Despite these steps and despite the court’s expression of appreciation for the efforts to “protect the integrity of Aspect’s trade secrets,” the district court nevertheless concluded that even if “wholly successful,” these steps would only reduce the harm flowing from the breach of the agreement and not the breach itself. In addition, the district court noted that these steps lacked the force of law and were merely contractual and voluntary in nature (which begs the question of whether an agreed order was ever addressed). Applying the inevitable disclosure doctrine, the district court concluded that an employee, no matter how conscientious, might ultimately use the forbidden information and as a result, the court enforced the non-compete. However, it is worth noting that the court required Aspect to post a $500,000 bond, a substantial condition for a case involving only one employee.
The other case involves a $7.86 million jury verdict against Houston’s University General Hospital and its affiliated companies Ascension Physician Solutions and Luxxus Health Systems for intentionally interfering with the contracts of a competitor, Prexus Health. University General Hospital had hired several senior executives who were subject to non-compete and confidentiality agreements with Prexus Health. The Harris County, Texas jury found that University General Hospital’s leadership wrongfully terminated a series of contractual agreements with Prexus, agreements which covered management and administrative services at University General’s 72-bed specialized hospital. The jury also found that Luxxus interfered with confidentiality and non-compete agreements by hiring the former Prexus executives and employees to perform the same services through companies controlled by University General executives.

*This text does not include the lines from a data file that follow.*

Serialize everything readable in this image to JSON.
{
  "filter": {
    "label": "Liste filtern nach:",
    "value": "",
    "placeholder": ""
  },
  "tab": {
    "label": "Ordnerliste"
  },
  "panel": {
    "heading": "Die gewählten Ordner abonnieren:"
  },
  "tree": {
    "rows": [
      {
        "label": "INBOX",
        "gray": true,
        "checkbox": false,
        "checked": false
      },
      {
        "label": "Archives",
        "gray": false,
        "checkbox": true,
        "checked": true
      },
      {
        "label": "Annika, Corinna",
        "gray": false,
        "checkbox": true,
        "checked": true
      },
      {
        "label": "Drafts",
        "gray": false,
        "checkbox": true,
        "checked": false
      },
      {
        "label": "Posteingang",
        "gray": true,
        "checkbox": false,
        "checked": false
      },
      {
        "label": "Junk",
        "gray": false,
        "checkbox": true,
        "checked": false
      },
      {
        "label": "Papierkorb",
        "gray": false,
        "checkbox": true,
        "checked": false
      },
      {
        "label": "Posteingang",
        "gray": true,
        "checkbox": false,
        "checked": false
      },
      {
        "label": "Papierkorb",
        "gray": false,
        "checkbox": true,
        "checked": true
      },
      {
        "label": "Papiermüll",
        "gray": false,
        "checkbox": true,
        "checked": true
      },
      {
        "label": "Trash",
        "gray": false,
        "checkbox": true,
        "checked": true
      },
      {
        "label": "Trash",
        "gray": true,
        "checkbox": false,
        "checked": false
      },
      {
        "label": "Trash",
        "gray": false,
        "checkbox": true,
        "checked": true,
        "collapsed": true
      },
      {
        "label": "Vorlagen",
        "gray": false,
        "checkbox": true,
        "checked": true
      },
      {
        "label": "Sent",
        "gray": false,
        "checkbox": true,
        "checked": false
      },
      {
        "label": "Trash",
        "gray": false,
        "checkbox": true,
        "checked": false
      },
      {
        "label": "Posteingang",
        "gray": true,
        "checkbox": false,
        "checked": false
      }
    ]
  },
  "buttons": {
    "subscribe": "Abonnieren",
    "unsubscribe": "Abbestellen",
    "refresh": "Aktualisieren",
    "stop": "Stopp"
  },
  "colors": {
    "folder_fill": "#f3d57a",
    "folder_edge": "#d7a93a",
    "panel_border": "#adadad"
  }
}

How does a company avoid these potential issues? First, by debriefing any prospective employee about the existence of a non-compete, non-solicitation or non-disclosure agreement, an employer can avoid hiring a prospective employee altogether if it foresees a potential issue. The problem, however, with this approach is that in many industries that might substantially reduce, if not eliminate, the talent pool available to that employer. Second, in the event that a company has concerns about the scope, duration or enforceability of a former employee’s agreement (for example, few, if any, courts would enforce a worldwide non-compete), it should take steps similar to what Avaya did, as detailed above, to minimize any improper disclosures or contacts. Although the district court granted an injunction in that case, the district court’s language commending Avaya and Barnett suggests that it was conflicted about issuing the injunction but felt duty-bound to do so. The order directing a substantial bond ($500,000), however, speaks volumes about what the court thought was appropriate and suggests that the court used its discretion to shape a resolution or result more in line with the perceived equities of that case. Third, by taking the steps that Avaya did, a party should be able to avoid the situation that befell University General Hospital; if the new employee (and by extension, the new employer) is not using a former employer’s trade secrets or contacting former customers, the risk of a multi-million dollar verdict should be eliminated.